Simulation of underground gravity gradients from stochastic seismic fields

TL;DR

This paper uses finite-element simulations of seismic fields to analyze underground gravity gradients, aiming to improve noise subtraction in gravitational-wave detectors through optimized seismometer placement.

Contribution

It introduces a finite-element simulation approach combining stochastic seismic models to accurately predict underground gravity gradients for gravitational-wave detector noise mitigation.

Findings

Finite-element simulations effectively model seismic displacement and gravity gradients.

Optimal seismometer placement improves gravity-gradient noise subtraction.

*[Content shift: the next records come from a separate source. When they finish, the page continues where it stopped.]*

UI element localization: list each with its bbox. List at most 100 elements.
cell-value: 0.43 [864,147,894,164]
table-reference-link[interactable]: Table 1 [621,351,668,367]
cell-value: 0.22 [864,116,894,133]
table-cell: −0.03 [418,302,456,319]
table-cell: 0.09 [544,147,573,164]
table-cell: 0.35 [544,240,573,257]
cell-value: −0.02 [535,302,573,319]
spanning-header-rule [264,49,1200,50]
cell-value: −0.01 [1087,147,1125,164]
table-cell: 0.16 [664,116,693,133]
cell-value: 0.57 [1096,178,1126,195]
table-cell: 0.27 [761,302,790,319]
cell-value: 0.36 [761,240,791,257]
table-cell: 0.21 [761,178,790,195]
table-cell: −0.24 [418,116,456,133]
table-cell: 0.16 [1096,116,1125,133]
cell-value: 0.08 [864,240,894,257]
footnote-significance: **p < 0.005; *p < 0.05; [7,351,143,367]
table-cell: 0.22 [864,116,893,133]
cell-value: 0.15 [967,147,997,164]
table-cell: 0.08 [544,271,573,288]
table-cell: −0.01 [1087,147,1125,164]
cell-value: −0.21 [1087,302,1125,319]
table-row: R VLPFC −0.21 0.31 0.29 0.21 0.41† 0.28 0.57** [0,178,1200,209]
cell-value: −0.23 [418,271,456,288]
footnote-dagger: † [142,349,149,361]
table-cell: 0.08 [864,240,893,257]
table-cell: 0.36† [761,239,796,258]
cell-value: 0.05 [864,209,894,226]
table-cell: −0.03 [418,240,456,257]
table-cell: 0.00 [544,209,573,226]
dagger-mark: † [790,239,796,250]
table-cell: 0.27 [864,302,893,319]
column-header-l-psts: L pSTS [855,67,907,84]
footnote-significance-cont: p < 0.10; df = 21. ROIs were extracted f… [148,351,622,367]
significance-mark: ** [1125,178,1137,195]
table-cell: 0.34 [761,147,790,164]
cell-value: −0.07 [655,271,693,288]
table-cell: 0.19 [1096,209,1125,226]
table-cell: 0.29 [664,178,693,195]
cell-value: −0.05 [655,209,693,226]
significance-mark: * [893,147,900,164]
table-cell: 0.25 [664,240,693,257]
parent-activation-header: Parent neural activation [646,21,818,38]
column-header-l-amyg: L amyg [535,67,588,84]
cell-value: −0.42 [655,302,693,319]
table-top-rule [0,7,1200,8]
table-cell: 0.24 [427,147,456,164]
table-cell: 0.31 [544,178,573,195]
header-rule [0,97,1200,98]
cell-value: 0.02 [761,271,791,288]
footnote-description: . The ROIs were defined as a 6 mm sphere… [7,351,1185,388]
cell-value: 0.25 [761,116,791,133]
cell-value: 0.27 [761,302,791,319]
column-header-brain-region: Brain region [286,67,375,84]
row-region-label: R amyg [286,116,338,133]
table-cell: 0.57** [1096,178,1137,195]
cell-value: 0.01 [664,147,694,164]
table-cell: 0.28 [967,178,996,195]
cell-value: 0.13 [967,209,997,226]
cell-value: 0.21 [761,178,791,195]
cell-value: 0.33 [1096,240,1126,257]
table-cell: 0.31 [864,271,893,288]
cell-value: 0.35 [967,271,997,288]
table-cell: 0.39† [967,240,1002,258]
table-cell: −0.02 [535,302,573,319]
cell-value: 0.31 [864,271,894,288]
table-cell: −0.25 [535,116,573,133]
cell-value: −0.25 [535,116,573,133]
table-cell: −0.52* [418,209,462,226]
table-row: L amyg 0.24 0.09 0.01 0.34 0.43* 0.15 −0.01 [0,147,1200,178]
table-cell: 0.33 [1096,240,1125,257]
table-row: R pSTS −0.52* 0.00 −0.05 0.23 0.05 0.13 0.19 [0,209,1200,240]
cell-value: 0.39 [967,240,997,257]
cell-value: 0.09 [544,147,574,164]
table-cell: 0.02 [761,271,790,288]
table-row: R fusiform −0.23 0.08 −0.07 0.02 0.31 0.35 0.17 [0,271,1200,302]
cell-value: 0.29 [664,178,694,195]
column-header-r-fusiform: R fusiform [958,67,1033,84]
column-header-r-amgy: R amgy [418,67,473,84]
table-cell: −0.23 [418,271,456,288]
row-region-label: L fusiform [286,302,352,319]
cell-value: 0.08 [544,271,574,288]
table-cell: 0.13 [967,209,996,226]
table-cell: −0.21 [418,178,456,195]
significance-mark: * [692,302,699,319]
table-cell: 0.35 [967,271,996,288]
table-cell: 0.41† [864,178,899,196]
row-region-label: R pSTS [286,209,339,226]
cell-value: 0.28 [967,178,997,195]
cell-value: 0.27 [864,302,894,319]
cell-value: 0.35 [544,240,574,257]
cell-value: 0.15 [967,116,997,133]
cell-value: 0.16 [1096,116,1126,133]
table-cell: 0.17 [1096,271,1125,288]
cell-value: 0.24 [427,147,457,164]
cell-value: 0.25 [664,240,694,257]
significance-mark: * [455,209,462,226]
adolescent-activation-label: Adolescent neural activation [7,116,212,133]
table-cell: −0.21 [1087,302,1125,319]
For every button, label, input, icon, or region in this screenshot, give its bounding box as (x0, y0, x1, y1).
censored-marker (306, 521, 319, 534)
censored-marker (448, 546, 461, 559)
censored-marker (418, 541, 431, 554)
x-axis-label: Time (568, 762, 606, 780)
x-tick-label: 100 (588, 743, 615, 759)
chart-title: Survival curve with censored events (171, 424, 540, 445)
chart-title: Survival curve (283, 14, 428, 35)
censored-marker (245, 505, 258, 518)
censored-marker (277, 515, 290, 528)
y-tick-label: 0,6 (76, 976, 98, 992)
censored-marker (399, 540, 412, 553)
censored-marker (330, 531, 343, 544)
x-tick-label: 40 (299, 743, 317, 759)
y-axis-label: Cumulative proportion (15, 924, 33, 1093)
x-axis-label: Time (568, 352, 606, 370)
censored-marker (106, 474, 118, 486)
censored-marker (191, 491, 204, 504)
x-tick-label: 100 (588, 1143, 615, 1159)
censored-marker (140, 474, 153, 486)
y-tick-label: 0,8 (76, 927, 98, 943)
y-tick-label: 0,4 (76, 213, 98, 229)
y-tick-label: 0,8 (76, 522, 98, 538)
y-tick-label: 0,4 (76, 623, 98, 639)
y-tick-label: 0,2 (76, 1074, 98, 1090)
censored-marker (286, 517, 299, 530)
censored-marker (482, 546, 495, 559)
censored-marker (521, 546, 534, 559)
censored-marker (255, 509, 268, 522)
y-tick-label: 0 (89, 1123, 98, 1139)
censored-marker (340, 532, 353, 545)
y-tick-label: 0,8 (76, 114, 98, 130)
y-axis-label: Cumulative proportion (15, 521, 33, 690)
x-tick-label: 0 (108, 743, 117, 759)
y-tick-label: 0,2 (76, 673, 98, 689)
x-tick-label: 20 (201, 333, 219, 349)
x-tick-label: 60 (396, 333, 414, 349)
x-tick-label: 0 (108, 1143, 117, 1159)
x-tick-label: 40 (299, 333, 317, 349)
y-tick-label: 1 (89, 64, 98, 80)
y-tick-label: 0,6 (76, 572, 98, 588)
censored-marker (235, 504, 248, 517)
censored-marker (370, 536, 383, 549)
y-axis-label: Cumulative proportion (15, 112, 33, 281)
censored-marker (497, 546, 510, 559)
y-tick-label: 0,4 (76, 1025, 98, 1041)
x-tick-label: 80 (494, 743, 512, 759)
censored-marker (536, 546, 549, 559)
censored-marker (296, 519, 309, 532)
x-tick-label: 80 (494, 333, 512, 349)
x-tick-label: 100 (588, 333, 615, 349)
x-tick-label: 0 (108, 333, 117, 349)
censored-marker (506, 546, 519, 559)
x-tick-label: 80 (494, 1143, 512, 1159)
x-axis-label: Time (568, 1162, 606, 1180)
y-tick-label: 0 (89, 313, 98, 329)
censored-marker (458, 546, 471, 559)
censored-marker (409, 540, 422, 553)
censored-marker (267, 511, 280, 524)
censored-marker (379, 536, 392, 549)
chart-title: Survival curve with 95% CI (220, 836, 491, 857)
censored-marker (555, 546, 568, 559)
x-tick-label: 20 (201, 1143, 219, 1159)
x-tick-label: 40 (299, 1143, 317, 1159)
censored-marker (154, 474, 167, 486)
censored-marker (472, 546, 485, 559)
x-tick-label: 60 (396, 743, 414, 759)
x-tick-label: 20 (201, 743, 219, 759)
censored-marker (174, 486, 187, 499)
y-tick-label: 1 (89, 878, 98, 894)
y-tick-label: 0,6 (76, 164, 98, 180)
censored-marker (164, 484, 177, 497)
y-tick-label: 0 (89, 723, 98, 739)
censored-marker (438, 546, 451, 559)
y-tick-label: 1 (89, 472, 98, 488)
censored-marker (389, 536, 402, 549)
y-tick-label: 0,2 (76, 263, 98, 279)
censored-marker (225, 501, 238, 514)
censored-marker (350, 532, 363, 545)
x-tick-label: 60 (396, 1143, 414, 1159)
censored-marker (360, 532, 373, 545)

Error analysis guides practical seismometer array design.

Abstract

We present results obtained from a finite-element simulation of seismic displacement fields and of gravity gradients generated by those fields. The displacement field is constructed by a plane wave model with a 3D isotropic stochastic field and a 2D fundamental Rayleigh field. The plane wave model provides an accurate representation of stationary fields from distant sources. Underground gravity gradients are calculated as acceleration of a free test mass inside a cavity. The results are discussed in the context of gravity-gradient noise subtraction in third generation gravitational-wave detectors. Error analysis with respect to the density of the simulated grid leads to a derivation of an improved seismometer placement inside a 3D array which would be used in practice to monitor the seismic field.